Cows give about 70 pounds, which is about 10 gallons a day,” owner Randy Sowers said. “That’s a lot of milk.”

The farm in Frederick County, Maryland prides itself on being all natural. It sells whole milk, two percent, and one percent as such in Pennsylvania, but Sowers has a sour taste about his skim milk.

“If something don’t make common sense, I got to question it, and this doesn’t make any common sense whatsoever,” he said.

The process of skimming the fat out of milk strips out vitamins A and D. The Food and Drug Administration says farmers must artificially put those vitamins back in to call it skim or nonfat.
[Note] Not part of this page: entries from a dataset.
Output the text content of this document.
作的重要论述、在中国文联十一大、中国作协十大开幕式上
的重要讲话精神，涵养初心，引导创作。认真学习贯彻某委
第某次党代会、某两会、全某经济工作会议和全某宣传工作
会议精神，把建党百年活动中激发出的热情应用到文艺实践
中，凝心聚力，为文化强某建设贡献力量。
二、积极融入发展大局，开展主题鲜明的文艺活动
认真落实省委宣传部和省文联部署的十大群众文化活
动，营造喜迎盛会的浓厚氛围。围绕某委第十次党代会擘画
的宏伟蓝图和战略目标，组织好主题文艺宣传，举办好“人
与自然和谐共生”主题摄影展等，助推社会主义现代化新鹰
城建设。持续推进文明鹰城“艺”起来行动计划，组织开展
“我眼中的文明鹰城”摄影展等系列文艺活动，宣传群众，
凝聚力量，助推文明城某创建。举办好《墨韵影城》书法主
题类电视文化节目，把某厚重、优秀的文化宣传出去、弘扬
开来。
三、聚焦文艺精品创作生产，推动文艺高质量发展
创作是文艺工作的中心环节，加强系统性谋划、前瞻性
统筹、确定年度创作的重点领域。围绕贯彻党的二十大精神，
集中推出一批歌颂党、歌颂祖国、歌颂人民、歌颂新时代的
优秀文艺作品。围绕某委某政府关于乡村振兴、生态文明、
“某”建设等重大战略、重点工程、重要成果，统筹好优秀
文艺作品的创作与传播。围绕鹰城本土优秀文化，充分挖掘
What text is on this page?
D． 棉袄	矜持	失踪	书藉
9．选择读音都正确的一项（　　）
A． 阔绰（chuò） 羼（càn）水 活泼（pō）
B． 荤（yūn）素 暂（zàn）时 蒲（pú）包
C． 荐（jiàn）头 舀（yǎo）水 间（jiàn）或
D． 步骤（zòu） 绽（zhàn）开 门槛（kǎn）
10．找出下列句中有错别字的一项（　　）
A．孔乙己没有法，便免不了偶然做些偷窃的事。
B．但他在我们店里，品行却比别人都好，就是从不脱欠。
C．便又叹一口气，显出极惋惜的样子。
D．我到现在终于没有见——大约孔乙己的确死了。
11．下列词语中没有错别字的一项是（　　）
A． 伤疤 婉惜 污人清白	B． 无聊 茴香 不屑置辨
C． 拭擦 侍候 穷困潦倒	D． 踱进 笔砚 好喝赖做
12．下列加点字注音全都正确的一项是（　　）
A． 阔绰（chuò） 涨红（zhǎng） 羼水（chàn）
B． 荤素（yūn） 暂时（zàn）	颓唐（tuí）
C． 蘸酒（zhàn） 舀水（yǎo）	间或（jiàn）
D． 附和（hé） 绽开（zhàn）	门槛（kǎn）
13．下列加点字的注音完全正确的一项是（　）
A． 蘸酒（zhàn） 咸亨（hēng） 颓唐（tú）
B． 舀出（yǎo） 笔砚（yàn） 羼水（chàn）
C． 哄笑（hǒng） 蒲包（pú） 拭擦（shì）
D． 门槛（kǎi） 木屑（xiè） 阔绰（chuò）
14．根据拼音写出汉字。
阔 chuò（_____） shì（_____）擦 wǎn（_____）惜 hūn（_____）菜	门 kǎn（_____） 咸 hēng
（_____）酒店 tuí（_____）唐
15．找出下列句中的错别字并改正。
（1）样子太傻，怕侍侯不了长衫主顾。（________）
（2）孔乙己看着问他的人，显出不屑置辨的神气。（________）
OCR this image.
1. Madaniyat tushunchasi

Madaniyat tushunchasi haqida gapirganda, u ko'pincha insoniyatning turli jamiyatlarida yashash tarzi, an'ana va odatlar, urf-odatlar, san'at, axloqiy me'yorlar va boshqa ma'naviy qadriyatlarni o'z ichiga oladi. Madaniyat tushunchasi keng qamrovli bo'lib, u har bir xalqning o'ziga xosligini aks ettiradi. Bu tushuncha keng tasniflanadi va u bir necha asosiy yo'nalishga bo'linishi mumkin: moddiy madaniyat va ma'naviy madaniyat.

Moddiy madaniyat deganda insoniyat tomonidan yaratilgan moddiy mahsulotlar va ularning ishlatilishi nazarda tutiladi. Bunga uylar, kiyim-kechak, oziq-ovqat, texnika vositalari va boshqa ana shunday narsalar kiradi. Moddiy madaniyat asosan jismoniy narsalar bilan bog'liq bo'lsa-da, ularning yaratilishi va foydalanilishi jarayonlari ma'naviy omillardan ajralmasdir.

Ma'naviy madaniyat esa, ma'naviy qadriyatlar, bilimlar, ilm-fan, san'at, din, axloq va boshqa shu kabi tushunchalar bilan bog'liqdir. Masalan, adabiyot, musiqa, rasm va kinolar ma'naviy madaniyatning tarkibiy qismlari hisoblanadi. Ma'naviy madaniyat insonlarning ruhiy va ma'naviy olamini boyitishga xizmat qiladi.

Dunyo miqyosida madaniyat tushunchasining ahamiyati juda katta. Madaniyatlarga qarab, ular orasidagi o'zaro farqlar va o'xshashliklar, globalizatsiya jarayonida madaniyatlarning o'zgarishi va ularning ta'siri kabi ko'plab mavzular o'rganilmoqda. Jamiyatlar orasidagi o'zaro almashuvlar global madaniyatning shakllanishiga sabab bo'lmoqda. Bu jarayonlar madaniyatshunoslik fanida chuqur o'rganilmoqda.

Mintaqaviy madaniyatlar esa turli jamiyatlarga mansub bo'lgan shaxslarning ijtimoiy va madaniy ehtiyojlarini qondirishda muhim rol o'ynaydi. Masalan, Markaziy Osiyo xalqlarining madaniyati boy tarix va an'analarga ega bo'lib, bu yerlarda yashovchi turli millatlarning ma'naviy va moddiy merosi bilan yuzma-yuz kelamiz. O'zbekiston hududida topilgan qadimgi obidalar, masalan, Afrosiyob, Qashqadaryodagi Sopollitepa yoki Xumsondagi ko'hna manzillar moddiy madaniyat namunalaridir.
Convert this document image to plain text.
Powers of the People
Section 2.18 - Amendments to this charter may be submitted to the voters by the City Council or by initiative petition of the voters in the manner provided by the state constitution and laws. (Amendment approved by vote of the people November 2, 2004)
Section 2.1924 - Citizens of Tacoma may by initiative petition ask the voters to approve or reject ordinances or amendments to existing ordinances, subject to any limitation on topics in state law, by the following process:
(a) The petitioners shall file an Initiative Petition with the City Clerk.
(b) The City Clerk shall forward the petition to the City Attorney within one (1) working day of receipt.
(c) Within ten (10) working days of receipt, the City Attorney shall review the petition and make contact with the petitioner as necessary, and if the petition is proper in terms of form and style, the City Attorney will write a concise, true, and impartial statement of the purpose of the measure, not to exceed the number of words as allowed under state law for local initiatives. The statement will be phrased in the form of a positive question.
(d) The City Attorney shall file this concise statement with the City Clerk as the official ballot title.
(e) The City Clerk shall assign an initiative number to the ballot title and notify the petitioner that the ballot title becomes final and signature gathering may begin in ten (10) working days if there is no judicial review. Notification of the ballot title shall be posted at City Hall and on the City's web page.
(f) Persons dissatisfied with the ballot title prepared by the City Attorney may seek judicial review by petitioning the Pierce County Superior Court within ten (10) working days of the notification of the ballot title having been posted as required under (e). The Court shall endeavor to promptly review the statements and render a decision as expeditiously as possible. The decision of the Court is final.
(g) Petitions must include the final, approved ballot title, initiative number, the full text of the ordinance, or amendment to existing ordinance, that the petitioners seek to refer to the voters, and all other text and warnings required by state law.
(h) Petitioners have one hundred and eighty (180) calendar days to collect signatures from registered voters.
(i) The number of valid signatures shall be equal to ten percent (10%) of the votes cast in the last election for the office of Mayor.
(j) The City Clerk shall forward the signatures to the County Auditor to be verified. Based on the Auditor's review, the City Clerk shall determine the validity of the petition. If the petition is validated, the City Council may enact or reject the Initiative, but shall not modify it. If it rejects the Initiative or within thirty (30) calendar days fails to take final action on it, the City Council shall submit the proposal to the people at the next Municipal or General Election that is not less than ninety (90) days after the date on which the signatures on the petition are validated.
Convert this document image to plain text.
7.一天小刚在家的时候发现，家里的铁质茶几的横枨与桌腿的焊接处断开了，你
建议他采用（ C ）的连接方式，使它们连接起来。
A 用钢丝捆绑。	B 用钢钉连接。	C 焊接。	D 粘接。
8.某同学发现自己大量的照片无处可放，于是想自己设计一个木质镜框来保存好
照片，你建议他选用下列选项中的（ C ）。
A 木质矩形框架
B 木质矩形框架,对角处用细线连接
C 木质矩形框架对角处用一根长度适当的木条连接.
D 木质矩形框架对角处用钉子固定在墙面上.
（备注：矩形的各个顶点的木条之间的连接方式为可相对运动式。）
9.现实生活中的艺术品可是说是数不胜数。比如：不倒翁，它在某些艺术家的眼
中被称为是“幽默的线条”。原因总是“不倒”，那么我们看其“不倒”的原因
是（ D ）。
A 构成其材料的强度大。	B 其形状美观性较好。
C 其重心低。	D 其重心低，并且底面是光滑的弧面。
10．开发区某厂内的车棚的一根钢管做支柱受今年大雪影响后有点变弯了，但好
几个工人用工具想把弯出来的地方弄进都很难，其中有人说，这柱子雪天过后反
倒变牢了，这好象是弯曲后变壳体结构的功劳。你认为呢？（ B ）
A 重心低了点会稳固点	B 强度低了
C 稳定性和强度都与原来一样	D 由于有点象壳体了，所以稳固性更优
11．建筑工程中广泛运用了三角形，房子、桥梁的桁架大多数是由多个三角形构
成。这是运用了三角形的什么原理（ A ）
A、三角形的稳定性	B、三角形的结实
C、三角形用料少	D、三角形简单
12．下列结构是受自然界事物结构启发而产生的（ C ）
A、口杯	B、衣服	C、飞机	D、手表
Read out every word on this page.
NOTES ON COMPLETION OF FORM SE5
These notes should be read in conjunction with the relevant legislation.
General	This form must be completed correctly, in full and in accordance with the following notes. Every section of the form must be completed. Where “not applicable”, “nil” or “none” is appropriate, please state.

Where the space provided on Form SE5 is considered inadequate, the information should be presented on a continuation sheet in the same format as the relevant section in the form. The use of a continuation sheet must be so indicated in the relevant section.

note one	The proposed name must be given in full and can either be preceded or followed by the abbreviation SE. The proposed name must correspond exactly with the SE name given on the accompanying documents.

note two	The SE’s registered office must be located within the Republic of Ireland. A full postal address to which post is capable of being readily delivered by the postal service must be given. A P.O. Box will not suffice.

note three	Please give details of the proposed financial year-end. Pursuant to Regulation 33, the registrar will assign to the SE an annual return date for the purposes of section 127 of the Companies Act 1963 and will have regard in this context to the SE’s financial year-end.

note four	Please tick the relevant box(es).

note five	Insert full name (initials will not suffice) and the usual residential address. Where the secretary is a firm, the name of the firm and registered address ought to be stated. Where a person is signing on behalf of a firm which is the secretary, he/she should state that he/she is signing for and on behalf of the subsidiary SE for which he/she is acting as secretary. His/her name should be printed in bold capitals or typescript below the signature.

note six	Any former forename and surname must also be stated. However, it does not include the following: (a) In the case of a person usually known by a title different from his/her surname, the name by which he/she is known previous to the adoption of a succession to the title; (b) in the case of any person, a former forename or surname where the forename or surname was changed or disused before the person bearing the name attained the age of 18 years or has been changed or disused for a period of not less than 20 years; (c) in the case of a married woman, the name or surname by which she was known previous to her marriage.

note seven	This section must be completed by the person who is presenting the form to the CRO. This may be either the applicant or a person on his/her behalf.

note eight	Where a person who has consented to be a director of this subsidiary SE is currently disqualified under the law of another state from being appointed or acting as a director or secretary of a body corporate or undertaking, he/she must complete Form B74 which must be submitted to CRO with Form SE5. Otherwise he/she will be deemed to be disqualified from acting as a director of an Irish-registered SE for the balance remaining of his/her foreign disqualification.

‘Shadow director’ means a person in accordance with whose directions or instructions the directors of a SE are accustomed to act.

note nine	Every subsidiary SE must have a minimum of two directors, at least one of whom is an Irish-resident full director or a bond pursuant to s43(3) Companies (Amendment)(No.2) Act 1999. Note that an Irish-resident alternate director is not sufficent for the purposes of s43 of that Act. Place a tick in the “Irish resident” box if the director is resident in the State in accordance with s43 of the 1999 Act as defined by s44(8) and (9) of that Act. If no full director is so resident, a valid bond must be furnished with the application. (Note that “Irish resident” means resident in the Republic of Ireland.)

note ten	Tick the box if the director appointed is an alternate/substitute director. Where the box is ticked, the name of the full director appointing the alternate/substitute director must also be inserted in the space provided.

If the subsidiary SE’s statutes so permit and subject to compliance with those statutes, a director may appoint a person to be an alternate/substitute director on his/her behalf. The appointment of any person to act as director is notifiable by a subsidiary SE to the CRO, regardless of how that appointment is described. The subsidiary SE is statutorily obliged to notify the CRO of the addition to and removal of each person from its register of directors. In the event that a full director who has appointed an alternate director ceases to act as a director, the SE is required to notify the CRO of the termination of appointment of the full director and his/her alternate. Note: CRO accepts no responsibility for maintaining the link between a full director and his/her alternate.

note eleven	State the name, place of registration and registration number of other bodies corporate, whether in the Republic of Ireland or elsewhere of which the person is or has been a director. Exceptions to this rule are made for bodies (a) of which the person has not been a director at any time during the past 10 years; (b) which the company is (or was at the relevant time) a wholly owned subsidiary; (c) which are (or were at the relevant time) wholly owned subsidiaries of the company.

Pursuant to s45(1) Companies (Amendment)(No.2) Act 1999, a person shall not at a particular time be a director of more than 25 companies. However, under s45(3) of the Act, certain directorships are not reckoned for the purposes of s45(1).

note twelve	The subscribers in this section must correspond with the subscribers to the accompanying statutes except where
If they don’t, the regulation says, they must call it imitation, which ruffles Randy’s feathers.

“I don’t want to call it imitation. It confuses the customer,” he said. “It’s taken right out of the cow, but it’s imitation? Silly.”

“This is a vibrant family-owned business that’s getting, frankly, slapped in the face by a nonsensical government regulation,” attorney John DeSantis said.

The Florida-based Institute for Justice has taken up Randy’s cause. In a lawsuit filed in federal court in Harrisburg, it offers compromise labeling like “pure pasteurized skim milk, no vitamins added or replaced, the only ingredient is skim milk” or “pasteurized skim milk, vitamins A & D removed with cream.”

Let Randy label it how he wants, they argue, and let consumers decide what they want.

“It’s legal to sell pure skim milk and the government admits it’s safe to drink pure skim milk. They just object to farmers calling pure skim milk skim milk. They insist that pure skim milk must be labeled imitation skim milk. It’s an issue of free speech,” Justin Pearson of the Institute for Justice said.

In a statement, the FDA explained it has what’s called a “standard of identity.” Basically, customers should have a reasonable expectation that all skim milk meets certain standards. It adds, “nutrients shall be added to the food to restore nutrient levels so that the product is not nutritionally inferior.”

But Randy clucks that his product is superior.

“None of it makes any sense,” he said. “It would be so simple to say OK, just sell your skim milk. It’s not going to hurt anybody. If people want vitamin A and D in it, they’ll go someplace and buy where it has A and D in it.”

“Business owners have the right to tell the truth and the government does not have the power to change the dictionary,” Pearson said.

The FDA wouldn’t comment on the lawsuit, but its legal response is due in the next few weeks.